The outbreak of the Korean War Jenkins was recommissioned as DDE-447 on 2 November 1951 . She departed San Diego on 25 February 1952 for a training period at Pearl Harbor. Upon completion of training, she arrived at Japan on 12 June; and during the summer she operated with Task Force 77 which provided air support for ground forces in Korea. She engaged in patrol duties off Korea and Taiwan before returning to Pearl Harbor on 5 December.

She operated out of Pearl until 10 November 1953 when she sailed for another Far Eastern tour, returning to Pearl Harbor on 15 June. From 1954 through 1963, Jenkins sailed annually to the Far East for peacekeeping operations with the 7th Fleet. In her 1958 deployment the 7th Fleet was on ready alert, as the Chinese Communists commenced harassment of the Chinese Nationalist islands of Quemoy and Matsu.

During the sixties, the 7th Fleet deployments were of greater importance because of the Communist insurgency in Laos and Vietnam. For the greater part of 1964 and 1965, Jenkins operated out of Pearl Harbor.
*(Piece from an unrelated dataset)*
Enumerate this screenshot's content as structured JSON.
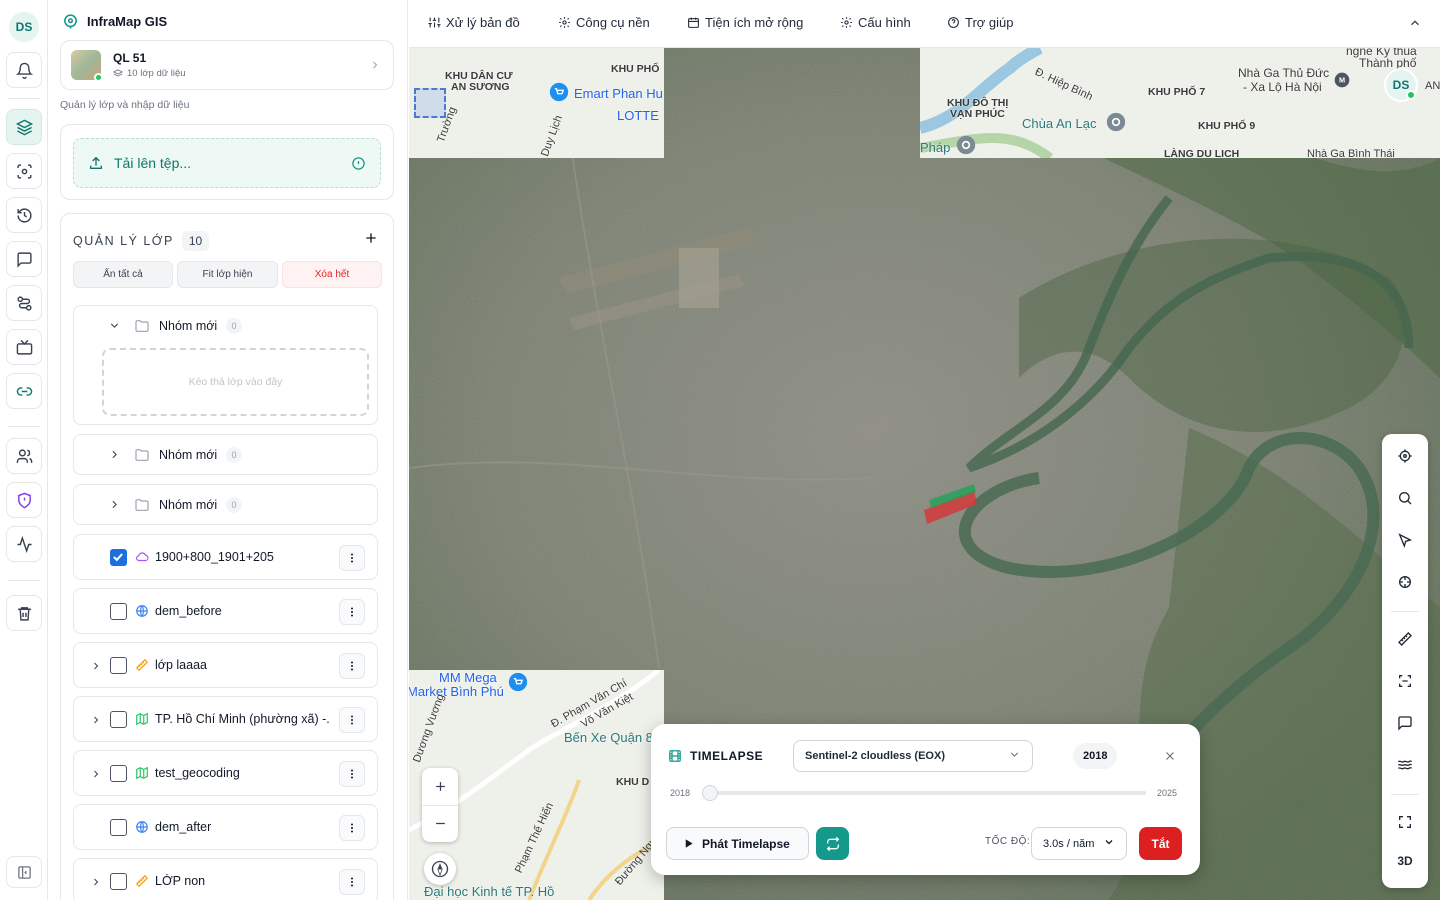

Jenkins sailed for the Far East 9 February 1966 and on 21 February was assigned to gunfire support duty and shelled enemy positions to assist Marines fighting in Vietnam, until returning to Pearl Harbor on 22 July.

Jenkins operated in Hawaiian waters until entering U.S. Naval Shipyard at Pearl Harbor on 11 September for a major overhaul which was completed early in 1967. The destroyer then prepared for another deployment in the war zone.

==Honors==
Jenkins received 14 battle stars for World War II service and 1 star for Korean War service.